Absurd Job Posting

Absurd Job Posting
Photo by Glenn Carstens-Peters / Unsplash

Browsing today, I came across the following job posting.

Startup looking for highly qualified students that are interested in an internship with the potential of full time hire at the end of the school year.

We are a consumer focused Internet start up looking for a PHP programmer with previous experience working on high profile, complex websites. Please submit your resume Position would be an internship with an opportunity to transition to full time if things go well.

If a student has experience working on a “high profile, complex website”, he probably deserves to be more than an intern. The way I understand internships, it’s a mentoring process. If you’re a company focusing on web applications, then you want to mentor your interns in the ways of the web. Saying that you want an intern with this level of experience just means you are looking for cheap labor.

This highlights an important problem I discovered while job shopping a few years back, people looking for junior programmers with 4 years experience. Real entry level positions are hard to come by when you are starting up. When I finished my masters degree, I was happy to get a job. Having 4 years of part-time work experience allowed me to get a pretty good job. However, many of my friends were not so lucky.

I can understand employers being cautious with entry-level programmers. They are very expensive to train, and they require lots of time investment before you get a return. In addition, employee loyalty is probably at an all time low, which makes it all the more likely that you will lose your investment. To make the situation worse, some people with university degrees are very poor programmers. There are ways to graduate through some IT degrees with very little technical skills. Of course, the opposite is always true. Some companies will get the perfect hire: loyal, highly skilled and very productive. In my experience, this scenario doesn’t happen very often.

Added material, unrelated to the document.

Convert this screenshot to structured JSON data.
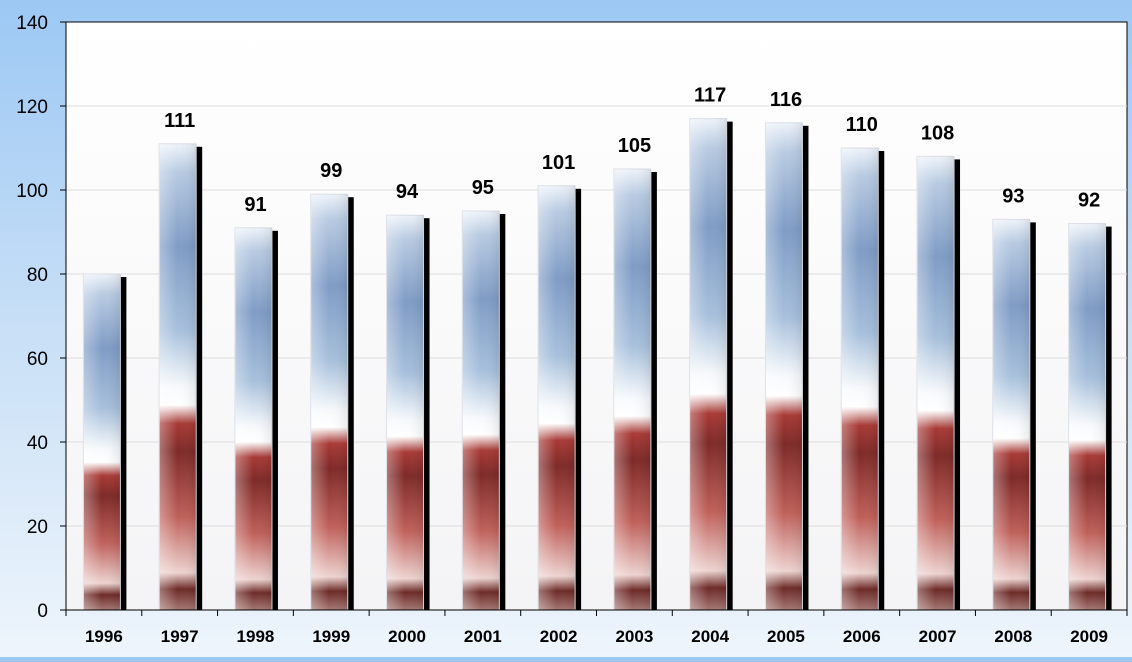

So, what is the solution? Well, companies still have to take risks with new hires. It’s one of the best ways to discover those perfect employees before anybody else. What about students? Like artists, they should build their project portfolio as much as possible, with both school and out-of-school stuff. However, please don’t settle for a job like the one described above. If you are highly skilled in a particular area, then you most likely don’t need to be exploited at the intern level. That’s just wrong.